There was a flame playing tricksily in Tom Sledd’s gaze. Could he actually see it, he wondered? Or was it burned on to his brain? But more than the light, there was a face behind it, glowing now bright, now pale and he could not make it out. He screamed.
‘It’s all right, Tom.’ It was Kit Marlowe’s voice, gentle, kind and puzzled. It was Kit Marlowe’s face beyond the candle.
‘Do you mind, Kit?’ the boy said, and lifted an arm that weighed like so much lead to wave the taper away.
‘What happened to you, man?’ Marlowe was looking horrified at his friend’s face. Below his swollen lip, his scanty beard had all but disappeared and there were blisters, filling and taut with pus, all over his chin.
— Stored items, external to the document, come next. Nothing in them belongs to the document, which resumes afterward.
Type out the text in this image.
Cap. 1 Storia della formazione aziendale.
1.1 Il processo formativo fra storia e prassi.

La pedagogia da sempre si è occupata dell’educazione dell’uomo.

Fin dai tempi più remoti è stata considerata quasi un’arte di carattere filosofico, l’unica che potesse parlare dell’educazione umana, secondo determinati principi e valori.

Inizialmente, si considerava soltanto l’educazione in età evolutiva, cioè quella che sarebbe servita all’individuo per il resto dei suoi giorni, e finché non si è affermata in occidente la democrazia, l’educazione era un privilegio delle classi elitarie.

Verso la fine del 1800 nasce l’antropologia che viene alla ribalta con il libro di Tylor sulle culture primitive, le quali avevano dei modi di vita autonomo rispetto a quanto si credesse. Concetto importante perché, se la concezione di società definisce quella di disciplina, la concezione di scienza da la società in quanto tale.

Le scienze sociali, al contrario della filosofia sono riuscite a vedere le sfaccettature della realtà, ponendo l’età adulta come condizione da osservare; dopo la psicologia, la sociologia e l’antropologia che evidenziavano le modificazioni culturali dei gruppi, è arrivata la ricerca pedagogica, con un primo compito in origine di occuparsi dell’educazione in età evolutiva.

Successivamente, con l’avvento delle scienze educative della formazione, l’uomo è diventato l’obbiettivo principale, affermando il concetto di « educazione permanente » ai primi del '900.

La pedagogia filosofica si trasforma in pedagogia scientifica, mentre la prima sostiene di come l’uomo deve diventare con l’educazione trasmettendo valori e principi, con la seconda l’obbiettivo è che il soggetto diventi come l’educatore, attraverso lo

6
‘A trio of gentlemen welcomed me to the Wight,’ Sledd told him. ‘After Master Skirrow disappeared, that is. They wanted to know all about you.’
‘Me?’ Marlowe frowned. ‘Who were they?’
‘The one who was handy with a candle called himself Thomas Page. Said he was captain of the
Bowe
.’
‘The
Bowe
?’ Marlowe repeated. He had seen that name somewhere before. ‘What did you tell them?’
‘Nothing,’ Sledd lied, a little too quickly for either of their liking. ‘Just that you were a playwright and I was here to help put on a play with you. That
is
right, isn’t it, Kit? I mean, that
is
why I’m here?’
‘Of course, Tom,’ Marlowe said soothingly. ‘Of course.’